Tout dépend d’une seule question : le mur est-il mitoyen ?
C’est le point de départ obligatoire. Un mur mitoyen est un mur situé exactement à la limite des deux propriétés, appartenant aux deux voisins à parts égales. Selon l’article 653 du Code civil, tout mur séparant deux jardins est présumé mitoyen — sauf si un titre de propriété ou une caractéristique physique (une seule pente au sommet, des tuiles d’un seul côté) prouve le contraire.
Un mur privatif, à l’inverse, appartient exclusivement au propriétaire sur le terrain duquel il a été entièrement construit. Cette distinction change tout à la réponse.
Mur mitoyen : vous pouvez crépir votre côté, mais pas l’imposer
Si le mur est mitoyen, chaque propriétaire est libre d’embellir la face qui lui fait face — appliquer un enduit, peindre, végétaliser — sans avoir besoin de l’accord du voisin, à condition de ne pas fragiliser la structure (article R421-9 du Code de l’urbanisme). Mais le Code civil n’impose aucune obligation esthétique à l’autre copropriétaire. Zacharie ne peut pas contraindre son voisin à crépir. En revanche, il peut parfaitement faire réaliser ce crépi à ses propres frais, sur sa face, sans autorisation particulière.

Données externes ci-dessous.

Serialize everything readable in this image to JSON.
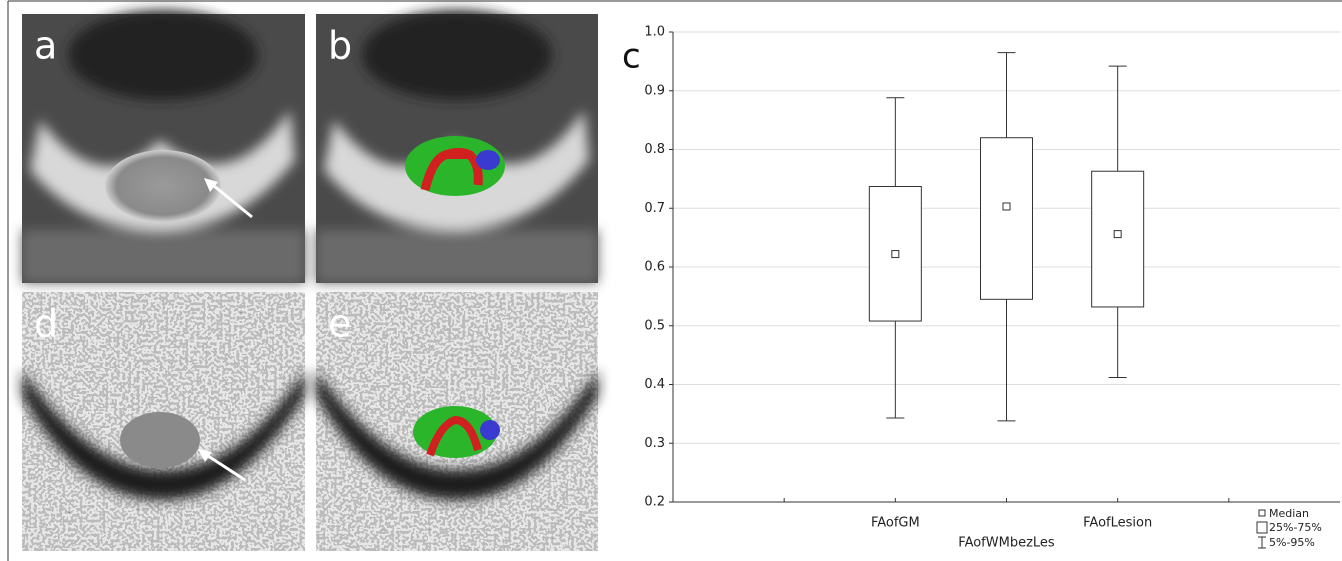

Ce que le voisin doit assurer, en revanche, c’est l’entretien structurel du mur : solidité, absence de fissures dangereuses, pas de risque d’effondrement. L’esthétique ne relève pas de cette obligation.
Mur privatif : encore moins d’obligation
Si le mur est entièrement sur la propriété du voisin, la situation est encore plus claire : il fait ce qu’il veut de son mur, y compris laisser les parpaings bruts côté Zacharie. Aucun texte du Code civil n’impose une finition esthétique sur un mur privatif. La seule exception concerne le PLU local : certains règlements d’urbanisme communaux imposent que les matériaux apparents (parpaings, béton) soient recouverts d’un enduit. Vérification à faire en mairie de Bellevue-la-Montagne ou auprès de la communauté de communes compétente.
Ce que peut faire Zacharie concrètement
Plutôt que d’engager un bras de fer juridique voué à l’échec sur le seul terrain esthétique, plusieurs options s’offrent à lui. Il peut d’abord consulter le PLU en mairie — si une obligation d’enduit existe, c’est là qu’elle se trouve, et c’est un argument solide. Il peut ensuite proposer à son voisin de prendre en charge lui-même le crépi de sa face, après accord écrit du voisin pour l’accès au chantier. Il peut enfin opter pour une solution alternative : palissade, claustra, végétaux grimpants. Ces options règlent le problème esthétique sans dépendre de la bonne volonté du voisin.
En cas de blocage persistant, le conciliateur de justice reste la première étape recommandée — gratuit, accessible, et souvent efficace avant toute procédure judiciaire.